By Robert Heiney
It’s fun to watch the blustering, posturing and outright lying when a big news story exposing some government malfeasance shows up on prime time. Amidst the recent revelations that the National Security Agency has been spying on millions of terrorists, oops, I mean American citizens, we find the usual federal government thugs.

Robert Heiney
This Orwellian article crosses the line. I had to look twice to be sure it wasn't penned by Glen Beck or Franz Kafka.
We know the US government through its various spy agencies increasingly is using technology to spy domestically on American citizens.
It’s been widely reported that these same taxpayer funded spy agencies have direct pipelines to ISP’s such as Google, Yahoo, MSN, and others. They simply scoop your data right up without even asking permission.
The US federal government is building and may have completed a 1,000,000 sq/ft facility for the purpose of collecting every phone call, email, web search, and more for storage on its super computer(s). This facility is in Utah.
The smart grid includes a Wide Area Network (WAN) enabling it to download utility user information that will be relatively limited in the beginning but as smart appliances become more prevalent, much more customer information will be uploaded to utility servers.
If the US government is now collecting information from your internet provider on everything you do, why wouldn’t the government in the future collect data on your electric usage via utility servers?
Especially when you consider the $11 billion dollar investment of taxpayer money into the “smart grid”.
You are a knowledgeable engineer and communications expert.

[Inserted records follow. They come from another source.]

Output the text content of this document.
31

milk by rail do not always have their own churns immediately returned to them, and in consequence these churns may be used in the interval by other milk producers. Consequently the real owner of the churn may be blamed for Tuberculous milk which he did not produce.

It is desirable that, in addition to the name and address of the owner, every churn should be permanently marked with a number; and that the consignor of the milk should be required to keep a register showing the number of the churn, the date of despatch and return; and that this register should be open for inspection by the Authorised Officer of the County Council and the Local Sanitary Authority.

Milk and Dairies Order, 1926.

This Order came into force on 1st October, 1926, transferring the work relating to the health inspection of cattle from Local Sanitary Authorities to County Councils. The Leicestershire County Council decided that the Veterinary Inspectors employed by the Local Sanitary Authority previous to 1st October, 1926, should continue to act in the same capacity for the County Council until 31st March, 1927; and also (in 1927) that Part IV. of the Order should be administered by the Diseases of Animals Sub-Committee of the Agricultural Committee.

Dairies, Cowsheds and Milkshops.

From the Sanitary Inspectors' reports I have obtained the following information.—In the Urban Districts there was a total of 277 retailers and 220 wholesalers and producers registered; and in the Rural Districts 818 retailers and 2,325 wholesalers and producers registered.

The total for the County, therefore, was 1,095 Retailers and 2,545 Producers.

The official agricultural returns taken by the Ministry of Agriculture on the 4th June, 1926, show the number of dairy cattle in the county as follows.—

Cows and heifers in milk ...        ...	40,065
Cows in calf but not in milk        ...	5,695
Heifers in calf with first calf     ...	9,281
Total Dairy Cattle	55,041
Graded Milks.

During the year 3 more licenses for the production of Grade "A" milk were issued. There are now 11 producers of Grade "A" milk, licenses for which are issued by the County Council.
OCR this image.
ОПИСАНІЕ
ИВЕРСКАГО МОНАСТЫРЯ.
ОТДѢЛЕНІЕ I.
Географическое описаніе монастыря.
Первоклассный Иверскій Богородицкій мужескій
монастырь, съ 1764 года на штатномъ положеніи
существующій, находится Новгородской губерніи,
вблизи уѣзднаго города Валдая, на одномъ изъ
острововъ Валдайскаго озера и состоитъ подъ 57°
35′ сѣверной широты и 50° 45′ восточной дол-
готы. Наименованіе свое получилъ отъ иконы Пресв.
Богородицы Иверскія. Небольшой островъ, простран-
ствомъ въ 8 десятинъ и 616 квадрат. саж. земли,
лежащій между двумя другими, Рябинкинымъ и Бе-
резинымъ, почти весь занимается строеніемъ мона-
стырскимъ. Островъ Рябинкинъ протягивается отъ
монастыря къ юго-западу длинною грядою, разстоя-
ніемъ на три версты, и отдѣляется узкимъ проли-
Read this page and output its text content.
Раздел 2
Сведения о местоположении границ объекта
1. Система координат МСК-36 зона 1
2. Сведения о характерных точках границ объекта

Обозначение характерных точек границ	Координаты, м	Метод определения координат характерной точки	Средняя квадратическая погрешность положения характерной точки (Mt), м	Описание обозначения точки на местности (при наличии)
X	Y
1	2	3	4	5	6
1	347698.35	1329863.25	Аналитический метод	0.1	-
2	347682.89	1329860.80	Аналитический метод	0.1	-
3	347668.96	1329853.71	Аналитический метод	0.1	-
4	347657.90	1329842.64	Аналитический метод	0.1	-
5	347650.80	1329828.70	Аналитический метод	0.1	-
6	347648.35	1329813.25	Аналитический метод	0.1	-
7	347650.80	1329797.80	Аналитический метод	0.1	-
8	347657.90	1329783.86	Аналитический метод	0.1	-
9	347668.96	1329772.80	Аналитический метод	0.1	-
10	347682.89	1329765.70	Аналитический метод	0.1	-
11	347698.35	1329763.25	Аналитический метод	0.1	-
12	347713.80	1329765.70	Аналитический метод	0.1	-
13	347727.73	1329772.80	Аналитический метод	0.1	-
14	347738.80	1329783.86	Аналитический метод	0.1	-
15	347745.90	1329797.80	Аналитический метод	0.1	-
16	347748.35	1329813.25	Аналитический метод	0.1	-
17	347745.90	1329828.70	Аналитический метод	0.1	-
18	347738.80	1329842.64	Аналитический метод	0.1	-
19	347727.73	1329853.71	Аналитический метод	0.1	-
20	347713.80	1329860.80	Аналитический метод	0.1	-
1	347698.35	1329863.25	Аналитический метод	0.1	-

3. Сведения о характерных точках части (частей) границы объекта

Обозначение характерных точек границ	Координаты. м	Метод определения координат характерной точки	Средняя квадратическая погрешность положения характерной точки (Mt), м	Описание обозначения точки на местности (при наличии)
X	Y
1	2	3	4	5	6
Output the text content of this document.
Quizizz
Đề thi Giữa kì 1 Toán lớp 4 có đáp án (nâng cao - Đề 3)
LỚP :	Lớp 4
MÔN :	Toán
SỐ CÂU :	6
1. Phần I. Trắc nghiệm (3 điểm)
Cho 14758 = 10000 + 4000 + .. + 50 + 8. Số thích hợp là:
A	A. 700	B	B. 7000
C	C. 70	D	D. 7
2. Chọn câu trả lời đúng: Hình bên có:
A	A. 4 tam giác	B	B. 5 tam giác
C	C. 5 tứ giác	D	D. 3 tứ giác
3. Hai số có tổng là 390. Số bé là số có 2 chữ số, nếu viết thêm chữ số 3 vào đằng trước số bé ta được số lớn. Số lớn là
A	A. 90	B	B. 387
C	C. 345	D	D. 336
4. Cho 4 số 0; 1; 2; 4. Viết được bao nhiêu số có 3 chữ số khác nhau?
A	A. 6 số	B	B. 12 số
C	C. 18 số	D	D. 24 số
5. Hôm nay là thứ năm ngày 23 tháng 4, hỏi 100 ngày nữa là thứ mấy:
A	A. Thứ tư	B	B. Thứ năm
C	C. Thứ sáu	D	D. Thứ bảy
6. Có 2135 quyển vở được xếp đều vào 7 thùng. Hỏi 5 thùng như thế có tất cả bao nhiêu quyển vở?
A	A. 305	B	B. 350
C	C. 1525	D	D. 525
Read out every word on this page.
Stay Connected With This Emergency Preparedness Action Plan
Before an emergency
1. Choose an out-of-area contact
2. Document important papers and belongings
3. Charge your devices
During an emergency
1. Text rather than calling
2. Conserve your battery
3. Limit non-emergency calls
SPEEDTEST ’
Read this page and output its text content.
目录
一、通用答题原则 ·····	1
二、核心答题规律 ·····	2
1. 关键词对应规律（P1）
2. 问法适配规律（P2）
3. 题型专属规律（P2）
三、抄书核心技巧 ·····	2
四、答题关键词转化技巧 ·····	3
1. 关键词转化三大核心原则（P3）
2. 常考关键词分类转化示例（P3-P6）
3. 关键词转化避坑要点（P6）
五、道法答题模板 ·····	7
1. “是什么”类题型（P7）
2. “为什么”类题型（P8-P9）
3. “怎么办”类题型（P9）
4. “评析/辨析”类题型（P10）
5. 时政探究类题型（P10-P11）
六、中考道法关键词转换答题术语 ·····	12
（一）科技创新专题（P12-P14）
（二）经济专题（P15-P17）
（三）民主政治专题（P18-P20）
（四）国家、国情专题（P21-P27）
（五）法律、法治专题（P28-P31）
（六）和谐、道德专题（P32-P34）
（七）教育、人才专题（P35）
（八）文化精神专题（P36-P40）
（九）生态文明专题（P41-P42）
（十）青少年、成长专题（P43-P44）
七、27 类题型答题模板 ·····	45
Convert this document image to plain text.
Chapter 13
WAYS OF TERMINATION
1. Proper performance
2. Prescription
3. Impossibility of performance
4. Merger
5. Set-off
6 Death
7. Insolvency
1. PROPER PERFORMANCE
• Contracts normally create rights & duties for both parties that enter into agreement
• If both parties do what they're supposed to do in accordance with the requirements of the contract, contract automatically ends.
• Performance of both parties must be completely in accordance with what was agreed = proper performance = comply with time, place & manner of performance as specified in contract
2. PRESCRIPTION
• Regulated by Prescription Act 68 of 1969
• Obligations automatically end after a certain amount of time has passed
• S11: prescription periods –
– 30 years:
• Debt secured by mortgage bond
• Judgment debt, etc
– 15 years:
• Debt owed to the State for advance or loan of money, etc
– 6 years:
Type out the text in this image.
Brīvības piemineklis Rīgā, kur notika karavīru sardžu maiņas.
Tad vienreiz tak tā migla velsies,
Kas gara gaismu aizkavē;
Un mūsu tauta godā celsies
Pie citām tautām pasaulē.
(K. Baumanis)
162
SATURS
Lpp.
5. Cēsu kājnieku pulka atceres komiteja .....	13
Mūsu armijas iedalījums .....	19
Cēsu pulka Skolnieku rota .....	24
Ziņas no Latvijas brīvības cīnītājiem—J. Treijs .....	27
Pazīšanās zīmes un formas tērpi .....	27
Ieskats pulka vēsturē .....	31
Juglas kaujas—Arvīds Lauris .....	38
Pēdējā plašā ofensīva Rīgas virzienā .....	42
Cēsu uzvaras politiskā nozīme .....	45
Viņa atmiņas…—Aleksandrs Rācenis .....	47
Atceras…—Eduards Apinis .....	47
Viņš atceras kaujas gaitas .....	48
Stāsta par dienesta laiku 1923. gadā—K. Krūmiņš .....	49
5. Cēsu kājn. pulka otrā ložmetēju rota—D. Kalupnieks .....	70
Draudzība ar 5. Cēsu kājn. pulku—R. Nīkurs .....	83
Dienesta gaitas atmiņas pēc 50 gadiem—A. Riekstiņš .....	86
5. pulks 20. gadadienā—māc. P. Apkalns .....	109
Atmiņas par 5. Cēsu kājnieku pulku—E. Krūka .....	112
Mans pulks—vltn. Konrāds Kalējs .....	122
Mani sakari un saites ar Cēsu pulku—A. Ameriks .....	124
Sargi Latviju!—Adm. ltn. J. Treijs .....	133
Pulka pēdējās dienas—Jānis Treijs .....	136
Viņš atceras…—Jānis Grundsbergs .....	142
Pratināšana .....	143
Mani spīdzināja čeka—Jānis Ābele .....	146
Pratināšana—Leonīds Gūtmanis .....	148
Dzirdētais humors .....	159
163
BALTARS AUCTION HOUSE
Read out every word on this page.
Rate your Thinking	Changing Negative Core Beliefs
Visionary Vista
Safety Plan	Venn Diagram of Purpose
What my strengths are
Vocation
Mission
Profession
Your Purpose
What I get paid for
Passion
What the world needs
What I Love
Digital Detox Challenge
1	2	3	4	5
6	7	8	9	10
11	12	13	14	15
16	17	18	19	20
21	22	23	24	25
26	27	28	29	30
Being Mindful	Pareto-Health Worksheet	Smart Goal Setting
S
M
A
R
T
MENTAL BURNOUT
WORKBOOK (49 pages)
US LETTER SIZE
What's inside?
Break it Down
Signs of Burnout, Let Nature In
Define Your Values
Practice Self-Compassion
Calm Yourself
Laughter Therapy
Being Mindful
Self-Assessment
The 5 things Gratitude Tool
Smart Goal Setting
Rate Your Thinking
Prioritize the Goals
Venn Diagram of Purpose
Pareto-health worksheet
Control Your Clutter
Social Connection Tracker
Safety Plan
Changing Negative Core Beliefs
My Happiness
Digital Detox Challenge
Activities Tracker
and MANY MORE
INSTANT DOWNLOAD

The US government has over the past few decades initiated a substantial domestic surveillance system that is the envy of dictatorships worldwide. I am sorry if you disagree but the evidence is simple and easy to find and verify.
And the stated purpose of the smart grid is to manage electric use remotely so it can be turned off when government bureaucrats deem necessary.
The information collected is nothing different than any provider collects and has collected for at least 100 years, and the data collected is a lot more secure than it has been for the past 100 years. I can't understand the fuss.
As for the smart meters, I'm not doing anything sinister with my toaster. I care less about what my toaster tells someone.
I don't think smart meters are such a big benefit, because our real problem is poor planning by our local EMC. They will provide the same poor outage prevention and horrible restoration practices with or without magical meters in the equation.